Essays - by Stephen G. Saupe, Ph.D.; Biology Department, College of St. Benedict/St. John's University, Collegeville, MN 56321;;


Take Two Aspirins and Call Me in the Morning

(published in The St. Ben's Independent, p.3,  Tuesday March 20, 1990)

    In his recent Warner Lecture, Dr. Pinky Nelson said that most astronauts are changed by their flight in space; specifically they return with a greater sense of appreciation for the earth and its fragility.  Apparently the spectacular vistas from space highlight the beauty, mystery and "alivedness" of the earth and its occupants. 

    Through photographs, we terrestrial-bound types can vicariously share the experiences of the astronauts and begin to appreciate the source of their awe and wonder.  I suspect that these emotions occur simply because from space, the earth looks alive, something like a cell complete with an atmospheric membrane.  Swirling weather systems are reminiscent of cytoplasmic streaming and the land masses and oceans suggest organelles and other cellular inclusions.  From the shuttle, the earth must seem as vibrantly alive as an amoeba, aardvark or apple.  Perhaps it just takes a special vantage point a hundred miles above the earth to appreciate it.  Considering how remarkable the earth must look from space, it would be more surprising if the astronauts were unaffected by their privileged views of spaceship earth. 

    Although he has never looked through a window of the shuttle, James Lovelock has apparently been able to escape the restrictive tethers of his terrestrial existence and view the earth as if from space.  As a result of his intellectual space travels, Lovelock has published two books [Gaia. 1978. Oxford University Press, NY; The Ages of Gaia. 1988. W. W. Norton, NY] which seem to formalize and describe what I think the astronauts must experience while gazing homeward.

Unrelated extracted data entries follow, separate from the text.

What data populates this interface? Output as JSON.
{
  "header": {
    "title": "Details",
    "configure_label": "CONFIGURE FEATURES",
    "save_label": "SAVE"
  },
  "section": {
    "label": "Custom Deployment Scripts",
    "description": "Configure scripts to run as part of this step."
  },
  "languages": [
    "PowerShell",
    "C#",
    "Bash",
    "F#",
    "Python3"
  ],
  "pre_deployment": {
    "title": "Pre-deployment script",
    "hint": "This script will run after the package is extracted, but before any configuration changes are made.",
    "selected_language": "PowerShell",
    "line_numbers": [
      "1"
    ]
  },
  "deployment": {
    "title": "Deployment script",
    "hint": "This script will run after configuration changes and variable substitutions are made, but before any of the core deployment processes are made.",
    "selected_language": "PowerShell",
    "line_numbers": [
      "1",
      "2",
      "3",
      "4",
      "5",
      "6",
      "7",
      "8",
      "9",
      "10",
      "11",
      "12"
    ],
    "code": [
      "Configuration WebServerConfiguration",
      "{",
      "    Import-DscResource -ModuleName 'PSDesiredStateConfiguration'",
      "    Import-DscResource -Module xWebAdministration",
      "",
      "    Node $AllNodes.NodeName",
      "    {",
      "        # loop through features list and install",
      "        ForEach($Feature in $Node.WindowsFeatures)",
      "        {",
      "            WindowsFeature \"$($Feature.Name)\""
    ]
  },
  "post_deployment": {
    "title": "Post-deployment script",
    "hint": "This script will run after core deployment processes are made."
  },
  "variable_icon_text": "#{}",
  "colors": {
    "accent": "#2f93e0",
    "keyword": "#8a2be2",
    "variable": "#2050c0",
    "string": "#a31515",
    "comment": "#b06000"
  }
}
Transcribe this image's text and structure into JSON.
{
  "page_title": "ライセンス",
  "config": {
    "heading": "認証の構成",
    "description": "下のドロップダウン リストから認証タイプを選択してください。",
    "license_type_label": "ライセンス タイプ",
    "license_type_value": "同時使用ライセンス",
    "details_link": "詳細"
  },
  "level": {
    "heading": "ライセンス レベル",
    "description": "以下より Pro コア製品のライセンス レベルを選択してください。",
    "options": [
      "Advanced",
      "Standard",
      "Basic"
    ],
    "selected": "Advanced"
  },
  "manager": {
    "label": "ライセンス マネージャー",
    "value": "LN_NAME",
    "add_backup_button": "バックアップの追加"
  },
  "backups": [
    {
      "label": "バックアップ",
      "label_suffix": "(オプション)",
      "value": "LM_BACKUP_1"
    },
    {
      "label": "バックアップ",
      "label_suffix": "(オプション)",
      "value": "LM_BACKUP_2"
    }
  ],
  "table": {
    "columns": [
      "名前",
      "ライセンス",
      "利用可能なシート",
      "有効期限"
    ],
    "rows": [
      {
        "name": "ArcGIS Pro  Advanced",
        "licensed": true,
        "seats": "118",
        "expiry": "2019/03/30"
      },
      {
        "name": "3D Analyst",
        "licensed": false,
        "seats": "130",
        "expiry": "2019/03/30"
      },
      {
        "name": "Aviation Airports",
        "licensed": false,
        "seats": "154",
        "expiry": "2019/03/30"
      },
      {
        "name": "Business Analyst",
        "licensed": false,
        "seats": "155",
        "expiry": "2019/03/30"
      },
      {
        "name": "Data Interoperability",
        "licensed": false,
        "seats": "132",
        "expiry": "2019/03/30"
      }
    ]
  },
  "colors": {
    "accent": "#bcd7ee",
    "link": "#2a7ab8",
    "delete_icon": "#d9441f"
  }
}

    According to Lovelock, the earth is an immense organism that is "...alive in the sense that it [is] a self-organizing and self-regulating system."  Lovelock has named this organism Gaia, after the Greek Goddess of the earth.  Although Gaia was originally met with disbelief, most biologists now consider this idea to have much merit.  For example, Yale biologist Harold Morowitz says that "biological activity is then a planetary property, an interrelationship of organisms, atmospheres, oceans and continents...The environment and living organisms are bound, inseparable parts of one set of linked planetary processes...[T]he sustained activity of the 'biogeochemical' system is more characteristic of life than are the individual species."

    Biologist and essayist Lewis Thomas also agrees that the Earth is a "coherent system of life, self-regulating, self-changing, a sort of immense organism."  From a Gaian perspective, environmental problems such as pollution take on a much greater significance.  Not only are we releasing toxic chemicals into the environment, but in essence, we are poisoning a living thing.  We are violently assaulting a global organism that we depend on for our existence.

    Fortunately, Gaia is strong and she will survive (with or without us).  But she could get mighty sick; perhaps sick enough that she won't be able to support us any longer.  It's not too late to tend to our ailing patient.  In fact, that's what Earth Day 1990 is all about.  We hope that Earth Day will usher in an era of global medicine and educate an army of planetary physicians to tend to our global patient.  If we don't start practicing planetary medicine soon, we may need to look for a new planet.  But don't blame Gaia, we are creating the diseases for which there may be no cure.